The cellular phenotypes were processed to infer primary phenotypic changes (6). The database includes 820 predicted primary cell fate changes, each indicating a cell-specific regulatory function for a gene. The syntax of gene functional annotation is ‘a gene regulates these aspects of lineage differentiation in this specific progenitor cell’. Two types of regulatory role were identified: those that induced homeotic transformations (175 instances) are considered regulatory switches of binary cell fate choice; those that induced other abnormalities in lineage differentiation are considered as regulators of cell fate differentiation. The database provides an intuitive graphic representation (Figure 2B) of cell-specific gene functions, which are available for browsing, search and batch download.

Differentiation landscape and fate choices

All inferred binary fate choices were integrated with normal fate progression to generate a landscape of lineage differentiation with 56 trajectories and 32 types of regulated fate choices.

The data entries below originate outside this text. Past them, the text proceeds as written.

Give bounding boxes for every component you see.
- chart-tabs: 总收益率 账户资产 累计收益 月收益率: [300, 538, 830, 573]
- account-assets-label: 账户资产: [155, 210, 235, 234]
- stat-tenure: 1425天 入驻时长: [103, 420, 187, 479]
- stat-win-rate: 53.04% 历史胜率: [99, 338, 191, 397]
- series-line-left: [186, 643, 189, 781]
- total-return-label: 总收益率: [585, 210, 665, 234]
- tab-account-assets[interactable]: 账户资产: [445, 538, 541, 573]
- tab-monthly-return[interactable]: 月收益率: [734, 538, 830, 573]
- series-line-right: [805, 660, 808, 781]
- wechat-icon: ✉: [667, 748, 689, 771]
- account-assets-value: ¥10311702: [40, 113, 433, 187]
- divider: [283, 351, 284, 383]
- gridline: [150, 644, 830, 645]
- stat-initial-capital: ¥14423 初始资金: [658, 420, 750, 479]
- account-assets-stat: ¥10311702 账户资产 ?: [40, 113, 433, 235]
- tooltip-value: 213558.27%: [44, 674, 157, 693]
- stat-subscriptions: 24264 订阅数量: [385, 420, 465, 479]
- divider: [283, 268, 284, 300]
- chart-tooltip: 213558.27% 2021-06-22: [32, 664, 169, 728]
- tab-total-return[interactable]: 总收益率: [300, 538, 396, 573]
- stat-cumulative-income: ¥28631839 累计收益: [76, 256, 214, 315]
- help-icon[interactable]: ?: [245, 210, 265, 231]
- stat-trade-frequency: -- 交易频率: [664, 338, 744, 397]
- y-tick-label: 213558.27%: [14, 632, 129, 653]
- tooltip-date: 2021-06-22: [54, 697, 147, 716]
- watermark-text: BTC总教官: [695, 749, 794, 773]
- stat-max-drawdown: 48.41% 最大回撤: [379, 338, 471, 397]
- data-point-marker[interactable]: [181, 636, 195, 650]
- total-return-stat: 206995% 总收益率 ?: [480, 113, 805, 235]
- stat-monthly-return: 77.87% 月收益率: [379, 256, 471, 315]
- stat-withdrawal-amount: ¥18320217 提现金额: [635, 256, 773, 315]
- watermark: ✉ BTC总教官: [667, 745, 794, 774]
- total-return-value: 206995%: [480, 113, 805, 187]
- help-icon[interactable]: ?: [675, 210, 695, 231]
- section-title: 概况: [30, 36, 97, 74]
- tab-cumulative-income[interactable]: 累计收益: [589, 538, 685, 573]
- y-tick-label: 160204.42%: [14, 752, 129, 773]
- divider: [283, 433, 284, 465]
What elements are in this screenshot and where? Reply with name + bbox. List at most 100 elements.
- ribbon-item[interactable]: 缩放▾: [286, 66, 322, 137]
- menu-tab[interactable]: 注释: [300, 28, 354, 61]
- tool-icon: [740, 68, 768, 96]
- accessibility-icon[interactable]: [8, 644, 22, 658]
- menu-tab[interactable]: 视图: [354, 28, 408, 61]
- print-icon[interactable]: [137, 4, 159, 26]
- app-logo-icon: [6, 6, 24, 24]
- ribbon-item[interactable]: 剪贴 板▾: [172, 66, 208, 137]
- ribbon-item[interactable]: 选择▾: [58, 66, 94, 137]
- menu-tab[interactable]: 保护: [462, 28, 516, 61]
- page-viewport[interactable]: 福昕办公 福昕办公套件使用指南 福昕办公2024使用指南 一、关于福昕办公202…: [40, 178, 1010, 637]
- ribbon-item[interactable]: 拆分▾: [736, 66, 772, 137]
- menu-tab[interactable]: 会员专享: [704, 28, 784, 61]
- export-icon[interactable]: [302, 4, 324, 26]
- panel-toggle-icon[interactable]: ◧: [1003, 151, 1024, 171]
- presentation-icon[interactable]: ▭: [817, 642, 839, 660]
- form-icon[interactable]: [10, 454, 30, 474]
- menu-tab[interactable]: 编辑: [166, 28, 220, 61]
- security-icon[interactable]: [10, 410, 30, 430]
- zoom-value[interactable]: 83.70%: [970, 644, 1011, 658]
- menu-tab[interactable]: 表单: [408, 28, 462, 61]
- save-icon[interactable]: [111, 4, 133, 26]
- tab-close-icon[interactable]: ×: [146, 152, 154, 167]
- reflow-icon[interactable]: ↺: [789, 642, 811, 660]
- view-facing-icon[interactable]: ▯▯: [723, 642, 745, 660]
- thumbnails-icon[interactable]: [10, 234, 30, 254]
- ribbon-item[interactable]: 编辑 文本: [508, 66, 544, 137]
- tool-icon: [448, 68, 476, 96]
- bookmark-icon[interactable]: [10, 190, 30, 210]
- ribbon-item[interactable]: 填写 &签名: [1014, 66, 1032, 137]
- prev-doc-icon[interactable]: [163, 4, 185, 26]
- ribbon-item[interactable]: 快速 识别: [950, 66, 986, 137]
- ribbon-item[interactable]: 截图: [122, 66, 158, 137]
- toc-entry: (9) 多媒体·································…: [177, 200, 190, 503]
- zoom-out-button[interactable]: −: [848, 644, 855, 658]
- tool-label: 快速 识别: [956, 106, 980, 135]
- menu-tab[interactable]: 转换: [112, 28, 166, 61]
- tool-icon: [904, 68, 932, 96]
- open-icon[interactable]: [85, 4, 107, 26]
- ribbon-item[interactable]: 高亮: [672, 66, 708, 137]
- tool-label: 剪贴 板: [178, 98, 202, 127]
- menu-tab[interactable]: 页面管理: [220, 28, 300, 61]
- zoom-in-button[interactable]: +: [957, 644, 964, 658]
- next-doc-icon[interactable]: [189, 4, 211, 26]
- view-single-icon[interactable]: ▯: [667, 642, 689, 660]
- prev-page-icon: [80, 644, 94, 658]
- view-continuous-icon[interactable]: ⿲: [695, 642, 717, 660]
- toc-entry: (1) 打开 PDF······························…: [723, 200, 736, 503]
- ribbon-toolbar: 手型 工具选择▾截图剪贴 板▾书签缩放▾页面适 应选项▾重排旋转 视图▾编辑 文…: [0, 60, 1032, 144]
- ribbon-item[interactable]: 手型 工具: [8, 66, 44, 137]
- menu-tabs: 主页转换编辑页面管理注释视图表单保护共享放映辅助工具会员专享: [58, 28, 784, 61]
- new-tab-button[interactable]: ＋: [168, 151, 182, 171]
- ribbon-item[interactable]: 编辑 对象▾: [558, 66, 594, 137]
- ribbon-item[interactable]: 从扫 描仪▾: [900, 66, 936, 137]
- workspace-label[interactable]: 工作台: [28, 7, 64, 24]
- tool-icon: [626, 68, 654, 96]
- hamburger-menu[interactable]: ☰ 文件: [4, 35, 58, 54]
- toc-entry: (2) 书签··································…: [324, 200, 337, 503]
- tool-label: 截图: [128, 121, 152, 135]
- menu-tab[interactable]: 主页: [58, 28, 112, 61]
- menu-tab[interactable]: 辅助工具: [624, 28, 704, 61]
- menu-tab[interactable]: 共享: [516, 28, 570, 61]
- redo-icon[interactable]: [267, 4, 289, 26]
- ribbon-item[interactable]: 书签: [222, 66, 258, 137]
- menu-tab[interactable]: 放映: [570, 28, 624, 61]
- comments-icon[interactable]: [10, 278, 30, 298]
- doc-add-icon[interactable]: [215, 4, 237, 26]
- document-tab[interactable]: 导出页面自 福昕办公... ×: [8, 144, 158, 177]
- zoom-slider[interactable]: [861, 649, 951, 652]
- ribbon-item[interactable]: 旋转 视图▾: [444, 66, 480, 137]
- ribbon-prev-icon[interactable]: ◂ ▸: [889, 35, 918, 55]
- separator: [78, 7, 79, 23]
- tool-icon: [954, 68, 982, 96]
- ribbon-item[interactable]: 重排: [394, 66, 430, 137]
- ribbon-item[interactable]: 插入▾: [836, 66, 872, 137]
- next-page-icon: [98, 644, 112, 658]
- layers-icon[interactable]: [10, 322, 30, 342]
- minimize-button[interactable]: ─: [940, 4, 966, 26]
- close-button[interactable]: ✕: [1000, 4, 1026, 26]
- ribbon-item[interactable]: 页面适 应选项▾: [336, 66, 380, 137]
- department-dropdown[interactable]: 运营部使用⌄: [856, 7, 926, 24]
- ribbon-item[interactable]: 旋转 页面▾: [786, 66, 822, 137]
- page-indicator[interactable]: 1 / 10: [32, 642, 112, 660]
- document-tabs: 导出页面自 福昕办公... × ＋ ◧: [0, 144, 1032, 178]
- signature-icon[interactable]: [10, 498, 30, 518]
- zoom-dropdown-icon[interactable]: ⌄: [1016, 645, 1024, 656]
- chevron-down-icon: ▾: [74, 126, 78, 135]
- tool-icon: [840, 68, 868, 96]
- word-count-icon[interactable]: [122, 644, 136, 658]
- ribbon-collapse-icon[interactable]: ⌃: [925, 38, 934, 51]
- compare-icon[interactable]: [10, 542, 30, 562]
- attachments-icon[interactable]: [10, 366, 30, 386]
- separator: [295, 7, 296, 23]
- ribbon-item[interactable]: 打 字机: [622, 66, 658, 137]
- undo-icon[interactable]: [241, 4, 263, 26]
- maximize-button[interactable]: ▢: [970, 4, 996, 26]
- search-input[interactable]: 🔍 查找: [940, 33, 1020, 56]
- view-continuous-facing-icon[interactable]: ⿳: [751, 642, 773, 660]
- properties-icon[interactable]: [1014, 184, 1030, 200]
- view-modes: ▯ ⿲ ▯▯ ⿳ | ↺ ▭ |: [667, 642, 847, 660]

The graph (Figure 2C) allows users to explore all possible trajectories a cell can take to differentiate into a specific fate and to find the corresponding regulatory switch genes that determine the differentiation path along the trajectories.

A multiscale model of lineage differentiation

A gene regulatory network is constructed based on phenotypic similarity between genes and integrated with the individual cells in the differentiation landscape to generate a multiscale model (gene→cell→landscape) of lineage differentiation. The model contains 25 progenitor cell fates, 56 fate trajectories, and 52 cell-specific gene networks. The database provides multiple ways to explore the model. First, the high-resolution graph and source data of the model are available for download. Second, it allows the user to search cell-specific networks that regulate fate choice and differentiation of individual progenitor cells (search by cell). Third, it allows the user to search networks that regulate all possible differentiation trajectories leading to a specific cell fate (search by fate).

FUTURE DEVELOPMENT

In addition to lineage differentiation, many other developmental phenotypes can readily be extracted from images to investigate the regulatory mechanisms of proliferation and morphogenesis. We plan to process and deposit the cell cycle and position phenotypes for each cell in each perturbed embryo. We also plan to share the original 4D image series for researchers to reanalyze the phenotypes and extract additional phenotypes from this experimental dataset. Since developmental phenotypes are inherently complex and not intuitive to describe in static formats, we plan to enhance the capacity for interactive phenotype visualization. To facilitate interactive and visual exploration of the data in a spatiotemporal manner, we plan to link the data to WormGUIDES (24), a recently developed interactive interface for exploring cellular behaviors of development in 4D.

CONCLUSION

Digital Development (http://www.digital-development.org) provides a comprehensive, curated, multidimensional database for developmental phenotypes, cell-specific gene functions, differentiation trajectories and a multiscale model of lineage differentiation in the C. elegans embryo. The database is also available through WormAtlas (http://www.wormatlas.org). Digital Development will be a valuable resource and venue for exploring in vivo gene function, gene regulatory networks, mechanisms of cell differentiation and systems-level properties of development.